In his view, much of this stemmed from the “strict liability” nature of many health and safety regulations, whereby, as long as claimants could prove that an employer had breached a regulation, the claim would succeed (provided, of course, that they could prove that their injuries directly resulted from that breach.
But not all health and safety regulations carry strict liability – many are qualified by words such as “so far as is reasonably practicable” or “could not reasonably have been prevented” so that in these cases an employer has the opportunity to defend his actions.
Lofstedt was not concerned about those regulations that gave the employer some defence – it was only strict liability that needed addressing.
However, the UK Government’s response seems to have been to take a sledgehammer to crack a nut – to remove civil liability from all health and safety regulations leaving claimants with only the option of suing in negligence (which requires the claimant to prove that the employer failed to take reasonable care).
This will in many cases put the burden on the employee to make the case rather than the employer to defend it.
Many in the House of Lords were initially against the proposal, with Lord MacKenzie of Luton for the Opposition stating that “promoting the changes … will also send the wrong message to those employers who would undervalue health and safety and cut corners, safe in the knowledge that their chances of being held to account are diminished.
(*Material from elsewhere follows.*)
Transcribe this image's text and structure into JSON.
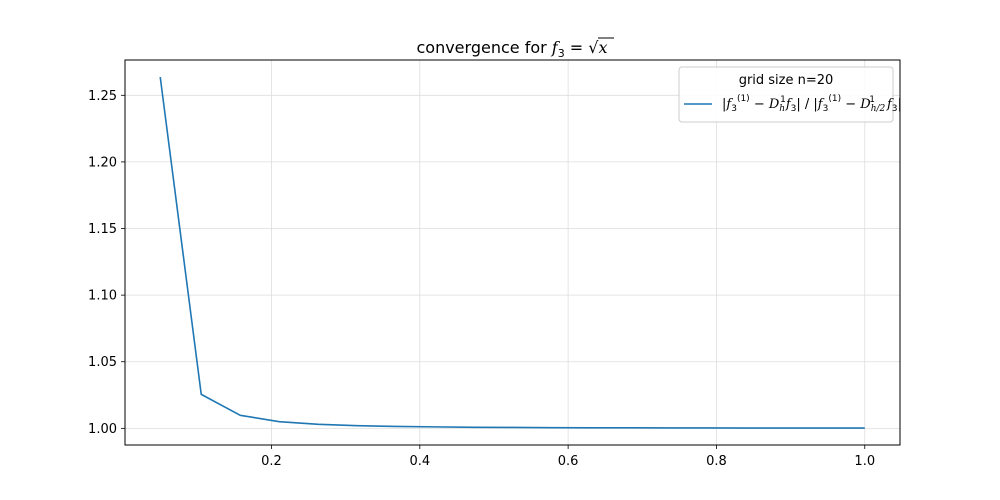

This is to the detriment not only of employees, but to those many employers who do the right thing.”
The reform will sweep aside aspects of personal injury law that have existed for over a century, leaving claimants with the greater burden of proving negligence, on the basis of “anecdote and perception”.
While some will welcome the changes, others may wonder why the Government chose to go so much further than Lofstedt’s proposals. The answer seems to be mere expediency.
There are over 200 sets of regulations dealing with health and safety and the Government appears to have concluded that addressing them on a case by case basis would take too long.
Already, the Government has identified one area, relating to pregnant workers, where an exception to this blanket approach will be needed to meet EU requirements.
In the face of this approach, one cannot help wondering how Westminster will deal with some of Lofstedt’s other recommendations, including his proposal to consolidate various industry specific health and safety regulations – such as those relating to offshore oil and gas – with a view to reducing the overall number of regulations.
After all the efforts following Piper Alpha and Lord Cullen’s influential report to develop a robust and effective offshore health and safety regime, a regime widely praised in the aftermath of the Macondo incident as a model to follow, are we at risk of undermining the legacy of those lost lives?
Penelope Warne is managing director and head of energy at international law firm CMS Cameron McKenna.